Selama manusia didunia masih melihat manusia diluar dirinya berdasarkan “identifikasi negatif”  perbedaan agama, suku, ras, etnis, jenis kelamin maka selama itu damai tetap menjadi sesuatu yang langka dan mahal untuk ditemukan. Ini dikarenakan tidak akan ada penghargaan terhadap manusia berdasarkan nilai kesamaan, karena yang dicari adalah pembeda-pembeda untuk sebuah ego superioritas yang bertujuan menundukkan yang lain dalam kuasa tanpa batas, seolah –olah hidup hanyalah untuk berkuasa, bukan untuk berbagi, merangkul dan bergandeng tangan.
Immanuel Levinas
Sumber : Google

Dalam banyak hal, kita dapat melihat secara kasat mata realitas dunia saat ini, dimana eksistensi manusia dan kehidupan manusia menjadi sesuatu yang kurang dihargai.
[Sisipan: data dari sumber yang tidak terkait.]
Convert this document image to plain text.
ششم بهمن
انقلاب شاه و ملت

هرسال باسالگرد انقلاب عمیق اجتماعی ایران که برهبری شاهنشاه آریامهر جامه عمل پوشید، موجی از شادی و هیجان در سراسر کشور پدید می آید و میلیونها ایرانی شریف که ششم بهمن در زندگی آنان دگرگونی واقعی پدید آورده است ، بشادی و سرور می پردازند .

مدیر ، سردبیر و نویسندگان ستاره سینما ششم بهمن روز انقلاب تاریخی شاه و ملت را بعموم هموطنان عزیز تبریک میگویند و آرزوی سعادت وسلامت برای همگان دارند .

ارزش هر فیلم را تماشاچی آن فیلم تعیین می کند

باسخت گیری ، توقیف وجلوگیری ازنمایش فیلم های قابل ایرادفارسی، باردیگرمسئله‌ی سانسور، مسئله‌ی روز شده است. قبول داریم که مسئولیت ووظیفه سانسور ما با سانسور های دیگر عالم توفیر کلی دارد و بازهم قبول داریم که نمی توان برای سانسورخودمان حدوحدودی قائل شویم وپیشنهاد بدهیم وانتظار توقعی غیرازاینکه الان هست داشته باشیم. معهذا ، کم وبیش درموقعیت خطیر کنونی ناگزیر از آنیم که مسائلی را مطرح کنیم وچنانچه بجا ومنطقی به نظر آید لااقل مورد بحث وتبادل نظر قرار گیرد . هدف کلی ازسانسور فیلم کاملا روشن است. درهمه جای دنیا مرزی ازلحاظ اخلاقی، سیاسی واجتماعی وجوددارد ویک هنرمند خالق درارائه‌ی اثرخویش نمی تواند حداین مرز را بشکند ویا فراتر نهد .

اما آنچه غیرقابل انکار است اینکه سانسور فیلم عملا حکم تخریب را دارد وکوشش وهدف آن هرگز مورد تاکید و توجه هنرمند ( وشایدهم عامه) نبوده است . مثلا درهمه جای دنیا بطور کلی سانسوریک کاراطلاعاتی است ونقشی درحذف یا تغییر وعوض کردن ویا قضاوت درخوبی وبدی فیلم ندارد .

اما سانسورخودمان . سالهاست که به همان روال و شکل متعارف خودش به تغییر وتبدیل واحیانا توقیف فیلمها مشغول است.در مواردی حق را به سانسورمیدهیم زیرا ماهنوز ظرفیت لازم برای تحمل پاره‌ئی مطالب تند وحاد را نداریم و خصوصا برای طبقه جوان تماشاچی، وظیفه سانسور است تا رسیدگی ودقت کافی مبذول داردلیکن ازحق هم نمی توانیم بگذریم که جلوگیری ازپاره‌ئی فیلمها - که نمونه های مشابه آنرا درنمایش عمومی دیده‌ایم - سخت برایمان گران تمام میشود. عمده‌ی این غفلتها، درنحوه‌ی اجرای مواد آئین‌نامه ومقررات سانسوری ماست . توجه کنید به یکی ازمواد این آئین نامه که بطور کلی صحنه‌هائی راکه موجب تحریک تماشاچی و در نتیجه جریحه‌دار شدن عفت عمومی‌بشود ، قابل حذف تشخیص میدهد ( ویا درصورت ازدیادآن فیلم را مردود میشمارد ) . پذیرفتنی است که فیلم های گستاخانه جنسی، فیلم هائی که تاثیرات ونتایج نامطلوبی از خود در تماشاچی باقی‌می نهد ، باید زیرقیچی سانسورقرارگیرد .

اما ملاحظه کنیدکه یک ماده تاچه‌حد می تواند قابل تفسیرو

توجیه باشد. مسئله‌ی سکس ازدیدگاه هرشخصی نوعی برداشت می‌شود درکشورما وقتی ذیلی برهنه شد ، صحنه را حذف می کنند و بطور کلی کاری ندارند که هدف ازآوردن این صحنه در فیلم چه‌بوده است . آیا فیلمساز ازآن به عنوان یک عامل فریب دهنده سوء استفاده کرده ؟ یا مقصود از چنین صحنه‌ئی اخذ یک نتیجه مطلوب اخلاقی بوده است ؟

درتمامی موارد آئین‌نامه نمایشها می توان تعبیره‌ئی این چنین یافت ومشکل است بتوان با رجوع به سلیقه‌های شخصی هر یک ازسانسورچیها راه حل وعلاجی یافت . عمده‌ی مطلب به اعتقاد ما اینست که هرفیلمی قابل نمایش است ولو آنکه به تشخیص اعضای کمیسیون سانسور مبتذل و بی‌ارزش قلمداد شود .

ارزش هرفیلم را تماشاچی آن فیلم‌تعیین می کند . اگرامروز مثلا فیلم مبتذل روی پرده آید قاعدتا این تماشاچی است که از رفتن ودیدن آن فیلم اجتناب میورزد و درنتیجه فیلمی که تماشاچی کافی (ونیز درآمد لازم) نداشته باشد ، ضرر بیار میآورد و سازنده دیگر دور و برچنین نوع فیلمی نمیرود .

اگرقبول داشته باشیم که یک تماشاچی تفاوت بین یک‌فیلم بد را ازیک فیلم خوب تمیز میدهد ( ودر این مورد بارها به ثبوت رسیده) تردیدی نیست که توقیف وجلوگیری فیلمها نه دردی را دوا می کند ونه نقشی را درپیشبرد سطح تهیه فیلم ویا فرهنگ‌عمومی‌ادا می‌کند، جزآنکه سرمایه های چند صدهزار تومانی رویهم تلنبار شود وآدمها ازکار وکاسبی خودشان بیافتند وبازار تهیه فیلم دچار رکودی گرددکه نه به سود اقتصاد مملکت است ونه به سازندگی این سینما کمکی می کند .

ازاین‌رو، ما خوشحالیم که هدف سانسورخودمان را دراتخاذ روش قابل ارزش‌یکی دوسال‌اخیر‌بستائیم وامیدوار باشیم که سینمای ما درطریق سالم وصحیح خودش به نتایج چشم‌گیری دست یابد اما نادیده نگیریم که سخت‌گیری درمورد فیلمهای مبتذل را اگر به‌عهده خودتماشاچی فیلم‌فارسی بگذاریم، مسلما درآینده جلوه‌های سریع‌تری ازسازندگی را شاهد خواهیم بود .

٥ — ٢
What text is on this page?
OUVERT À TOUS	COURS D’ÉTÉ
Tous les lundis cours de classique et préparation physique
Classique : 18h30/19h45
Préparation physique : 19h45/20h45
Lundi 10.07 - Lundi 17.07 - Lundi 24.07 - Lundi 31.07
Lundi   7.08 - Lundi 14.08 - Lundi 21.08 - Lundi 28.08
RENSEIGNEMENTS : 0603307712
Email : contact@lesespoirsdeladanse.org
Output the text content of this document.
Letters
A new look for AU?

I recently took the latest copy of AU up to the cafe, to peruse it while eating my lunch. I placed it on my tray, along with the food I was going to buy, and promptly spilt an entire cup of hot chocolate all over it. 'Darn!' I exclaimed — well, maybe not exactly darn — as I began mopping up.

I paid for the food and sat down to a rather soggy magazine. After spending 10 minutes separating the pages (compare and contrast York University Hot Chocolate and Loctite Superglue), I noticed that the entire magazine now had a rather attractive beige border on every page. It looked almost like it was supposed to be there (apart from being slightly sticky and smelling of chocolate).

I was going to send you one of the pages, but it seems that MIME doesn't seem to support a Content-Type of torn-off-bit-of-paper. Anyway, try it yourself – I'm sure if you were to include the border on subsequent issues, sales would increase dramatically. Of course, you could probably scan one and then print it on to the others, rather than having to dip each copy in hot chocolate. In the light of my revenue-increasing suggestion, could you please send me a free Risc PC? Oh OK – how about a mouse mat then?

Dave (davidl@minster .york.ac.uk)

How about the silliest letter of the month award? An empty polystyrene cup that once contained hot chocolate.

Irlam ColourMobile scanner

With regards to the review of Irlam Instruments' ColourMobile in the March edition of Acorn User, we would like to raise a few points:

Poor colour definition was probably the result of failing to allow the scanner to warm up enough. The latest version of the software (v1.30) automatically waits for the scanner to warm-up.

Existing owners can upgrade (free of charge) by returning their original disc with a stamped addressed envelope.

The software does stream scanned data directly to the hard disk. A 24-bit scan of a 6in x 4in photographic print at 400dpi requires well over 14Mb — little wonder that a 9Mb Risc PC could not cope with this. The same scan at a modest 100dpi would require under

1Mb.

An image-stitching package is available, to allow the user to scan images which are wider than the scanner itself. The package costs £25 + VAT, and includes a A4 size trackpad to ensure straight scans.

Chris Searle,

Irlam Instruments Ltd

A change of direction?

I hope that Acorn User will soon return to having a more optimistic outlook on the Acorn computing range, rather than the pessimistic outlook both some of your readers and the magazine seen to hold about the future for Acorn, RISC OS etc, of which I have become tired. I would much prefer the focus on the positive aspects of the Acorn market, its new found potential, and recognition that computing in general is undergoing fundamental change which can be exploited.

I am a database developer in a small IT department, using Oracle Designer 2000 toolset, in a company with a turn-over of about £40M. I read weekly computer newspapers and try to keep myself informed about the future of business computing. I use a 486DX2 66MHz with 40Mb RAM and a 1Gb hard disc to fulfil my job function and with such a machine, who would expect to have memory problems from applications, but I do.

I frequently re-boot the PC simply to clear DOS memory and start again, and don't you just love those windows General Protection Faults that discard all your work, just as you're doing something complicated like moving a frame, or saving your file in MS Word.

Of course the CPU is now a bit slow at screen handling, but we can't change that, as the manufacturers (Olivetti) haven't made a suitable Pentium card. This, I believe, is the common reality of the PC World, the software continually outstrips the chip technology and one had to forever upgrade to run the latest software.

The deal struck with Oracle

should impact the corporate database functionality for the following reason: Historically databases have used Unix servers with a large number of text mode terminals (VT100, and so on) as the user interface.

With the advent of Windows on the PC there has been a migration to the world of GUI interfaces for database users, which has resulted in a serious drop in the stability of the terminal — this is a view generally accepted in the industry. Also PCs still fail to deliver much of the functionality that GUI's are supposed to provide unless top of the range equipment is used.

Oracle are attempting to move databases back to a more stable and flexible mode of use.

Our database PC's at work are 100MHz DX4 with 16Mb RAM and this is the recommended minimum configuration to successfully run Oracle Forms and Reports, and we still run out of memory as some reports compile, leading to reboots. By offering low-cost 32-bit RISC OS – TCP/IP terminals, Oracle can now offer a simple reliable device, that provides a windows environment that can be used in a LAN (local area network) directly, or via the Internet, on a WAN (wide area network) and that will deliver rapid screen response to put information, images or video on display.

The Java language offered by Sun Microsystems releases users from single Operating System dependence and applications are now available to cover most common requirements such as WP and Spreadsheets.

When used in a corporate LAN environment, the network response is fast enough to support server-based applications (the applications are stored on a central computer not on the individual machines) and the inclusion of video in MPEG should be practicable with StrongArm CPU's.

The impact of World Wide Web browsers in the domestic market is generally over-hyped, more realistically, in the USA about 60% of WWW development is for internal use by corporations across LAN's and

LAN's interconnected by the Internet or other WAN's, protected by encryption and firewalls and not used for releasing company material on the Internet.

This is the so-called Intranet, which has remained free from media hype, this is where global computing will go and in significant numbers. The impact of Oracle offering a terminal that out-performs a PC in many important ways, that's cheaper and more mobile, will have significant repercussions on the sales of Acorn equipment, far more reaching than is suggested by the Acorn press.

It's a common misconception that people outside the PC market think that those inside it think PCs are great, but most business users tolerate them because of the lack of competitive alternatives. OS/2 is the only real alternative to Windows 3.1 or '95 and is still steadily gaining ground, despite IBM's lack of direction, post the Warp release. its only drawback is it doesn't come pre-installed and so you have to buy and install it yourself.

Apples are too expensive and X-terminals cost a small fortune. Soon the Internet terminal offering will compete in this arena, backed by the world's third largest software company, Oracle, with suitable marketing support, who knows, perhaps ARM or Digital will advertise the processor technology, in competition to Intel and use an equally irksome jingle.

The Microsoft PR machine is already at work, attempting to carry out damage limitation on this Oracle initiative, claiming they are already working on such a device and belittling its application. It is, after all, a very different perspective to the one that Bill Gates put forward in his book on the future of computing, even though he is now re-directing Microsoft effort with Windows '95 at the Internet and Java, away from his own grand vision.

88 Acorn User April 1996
Damai seperti menjadi sesuatu yang langka dan harus di perjuangkan secara sangat melelahkan. Padahal Mahatma Gandhi dengan jelas berkata, “Nasionalisme saya adalah kemanusiaan”. Artinya kelansungan hidup manusia, harus benar-benar dijaga dengan nilai apapun. Berpijak dari kondisi ini, maka dunia membutuhkan sebuah puncak akal budi yang mampu mengalirkan mata air keteladanan dan mata air kedamaian,  yang alirannya sangat deras, meruntuhkan tembok sekat-sekat manusia, kemudian merajut manusia kepada penyatuan dalam damai.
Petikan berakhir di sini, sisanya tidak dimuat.